Rania Rafei: I see Tripoli very much as a mirror of other cities in the Arab world. The processes it has undergone are not isolated, they resonate deeply across the region. Most Arab countries remained under colonial rule well into the twentieth century. Independence, when it came, was often fragile, more a transfer of power than a true rupture. Entire populations were left searching for identity, trying to define themselves in the aftermath of imposed borders and inherited political structures.
The Nakba of Palestine marked a profound rupture for the whole region. It created a collective sense of dispossession and humiliation, reinforcing the feeling that Western powers continued to treat the region as a territory to be controlled rather than as sovereign societies. That wound has never truly healed, it remains embedded in the political and emotional landscape of the Arab world. At the same time, internal dynamics, feudal structures, authoritarian secular regimes, and deep class inequalities, created fertile ground for religious radicalization and civil wars. These were not sudden eruptions but symptoms of unresolved tensions, suppressed political participation, and blocked social mobility. Unfortunately, this reality persists. The dream of transformation that emerged with the Arab Spring in 2011 briefly reopened the horizon of possibility. Yet it collided with entrenched systems of corruption, class struggle, sectarian fragmentation, and external interference. The desire for change was immense, but the structures resisting it were equally powerful.

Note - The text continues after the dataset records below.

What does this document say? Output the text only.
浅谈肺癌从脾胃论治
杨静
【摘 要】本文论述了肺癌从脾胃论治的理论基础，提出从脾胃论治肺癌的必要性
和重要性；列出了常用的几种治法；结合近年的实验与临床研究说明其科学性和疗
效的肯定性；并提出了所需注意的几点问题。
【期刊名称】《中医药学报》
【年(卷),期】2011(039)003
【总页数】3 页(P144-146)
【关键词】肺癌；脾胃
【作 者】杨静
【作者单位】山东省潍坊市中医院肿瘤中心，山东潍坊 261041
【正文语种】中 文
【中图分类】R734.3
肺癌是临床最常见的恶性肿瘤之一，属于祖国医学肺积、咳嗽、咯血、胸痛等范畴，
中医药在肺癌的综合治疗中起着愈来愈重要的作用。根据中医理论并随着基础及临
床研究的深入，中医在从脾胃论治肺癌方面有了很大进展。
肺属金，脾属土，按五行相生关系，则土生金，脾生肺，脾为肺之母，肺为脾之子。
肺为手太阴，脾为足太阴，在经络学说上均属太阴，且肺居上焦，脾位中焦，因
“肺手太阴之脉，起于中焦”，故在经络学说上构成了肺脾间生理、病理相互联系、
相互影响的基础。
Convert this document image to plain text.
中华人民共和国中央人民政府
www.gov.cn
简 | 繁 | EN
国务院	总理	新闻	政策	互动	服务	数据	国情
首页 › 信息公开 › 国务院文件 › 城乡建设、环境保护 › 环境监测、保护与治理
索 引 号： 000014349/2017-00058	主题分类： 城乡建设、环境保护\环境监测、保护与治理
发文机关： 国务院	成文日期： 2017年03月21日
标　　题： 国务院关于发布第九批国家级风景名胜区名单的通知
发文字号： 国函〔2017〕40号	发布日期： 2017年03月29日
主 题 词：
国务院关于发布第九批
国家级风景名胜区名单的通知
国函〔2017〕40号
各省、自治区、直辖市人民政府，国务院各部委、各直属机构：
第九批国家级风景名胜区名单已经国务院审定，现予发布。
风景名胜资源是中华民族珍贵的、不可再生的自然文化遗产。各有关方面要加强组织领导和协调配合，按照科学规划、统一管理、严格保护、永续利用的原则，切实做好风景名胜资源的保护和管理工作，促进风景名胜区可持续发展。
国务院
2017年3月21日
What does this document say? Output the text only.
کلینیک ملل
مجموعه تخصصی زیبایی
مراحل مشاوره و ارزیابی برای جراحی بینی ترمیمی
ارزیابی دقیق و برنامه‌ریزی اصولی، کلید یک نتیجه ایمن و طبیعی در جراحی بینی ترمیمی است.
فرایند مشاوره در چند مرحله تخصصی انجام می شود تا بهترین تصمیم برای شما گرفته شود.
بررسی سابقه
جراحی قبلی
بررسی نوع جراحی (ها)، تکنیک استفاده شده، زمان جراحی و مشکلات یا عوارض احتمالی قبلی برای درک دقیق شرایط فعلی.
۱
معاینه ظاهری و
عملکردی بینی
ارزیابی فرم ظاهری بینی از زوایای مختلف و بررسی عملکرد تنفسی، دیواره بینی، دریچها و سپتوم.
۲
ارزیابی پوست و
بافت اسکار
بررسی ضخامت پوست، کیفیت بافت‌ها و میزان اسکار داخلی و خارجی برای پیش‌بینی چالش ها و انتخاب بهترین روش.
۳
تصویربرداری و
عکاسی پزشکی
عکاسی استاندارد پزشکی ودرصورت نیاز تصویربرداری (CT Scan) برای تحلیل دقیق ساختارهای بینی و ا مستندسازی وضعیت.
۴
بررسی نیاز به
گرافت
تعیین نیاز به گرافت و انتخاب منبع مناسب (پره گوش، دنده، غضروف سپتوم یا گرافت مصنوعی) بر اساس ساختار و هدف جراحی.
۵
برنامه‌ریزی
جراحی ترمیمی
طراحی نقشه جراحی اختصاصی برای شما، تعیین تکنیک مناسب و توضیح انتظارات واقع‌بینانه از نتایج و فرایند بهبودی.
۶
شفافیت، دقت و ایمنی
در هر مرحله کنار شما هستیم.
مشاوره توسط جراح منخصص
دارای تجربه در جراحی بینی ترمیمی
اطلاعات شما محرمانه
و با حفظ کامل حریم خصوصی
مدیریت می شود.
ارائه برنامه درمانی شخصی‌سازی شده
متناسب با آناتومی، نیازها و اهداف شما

In this sense, Tripoli’s story is not only its own. It reflects the trajectory of many Arab cities, caught between fragile independence, unresolved histories, revolutionary desire, and the weight of unfinished struggles.
AM: The film was presented in Berlin to an international audience. How do you feel about Middle Eastern stories being received, and sometimes reinterpreted, outside their original context?
Rania Rafei: I have often felt that our part of the world is perceived through a naïve and reductive lens. The complexity of our histories, identities, and internal contradictions is frequently flattened into simplistic narratives that make us easier to categorize, and ultimately easier to dismiss. For me, insisting on complexity is essential. Revealing the layered, fragmented, and sometimes contradictory nature of our stories is not only an aesthetic choice but an ethical one. In a time when global discourse increasingly reduces the “other” in order to dehumanize them, nuance becomes a form of resistance.
Showing the film in Berlin is therefore deeply important to me. It is an opportunity to reclaim the narrative, to propose other ways of telling our stories, beyond cliché, beyond victimhood, beyond exoticism. It is a gesture toward re-establishing dialogue, where complexity is not feared but embraced.
AM: Looking back at the process, was there a moment during the making of the film that changed your own relationship to Tripoli?
Rania Rafei: Many moments during the making of this film, whether in research, filming, or editing, transformed my relationship both to the city and to filmmaking itself. With regard to the city, I encountered parts of it I had never truly seen before. In those overlooked spaces, I discovered beauty, contradiction, and depth. For a long time, I resented the city. I experienced it as hostile, especially as a woman. It felt restrictive, surveilling, limiting. Yet through the process of making this film, I began to perceive it differently, not as a closed and suffocating system, but as a space containing cracks, fissures, and unexpected openings. Within those cracks, I sensed the possibility of emancipation. The city did not change, my way of looking at it did.
This experience also profoundly reshaped my understanding of cinema. It compelled me to rethink how I wish to engage with reality in my future projects. I became more attentive, more patient, more willing to listen. In the process, I grew humbler. I came to understand documentary filmmaking not as a tool to capture or define reality, but as a space of encounter, doubt, and shared vulnerability.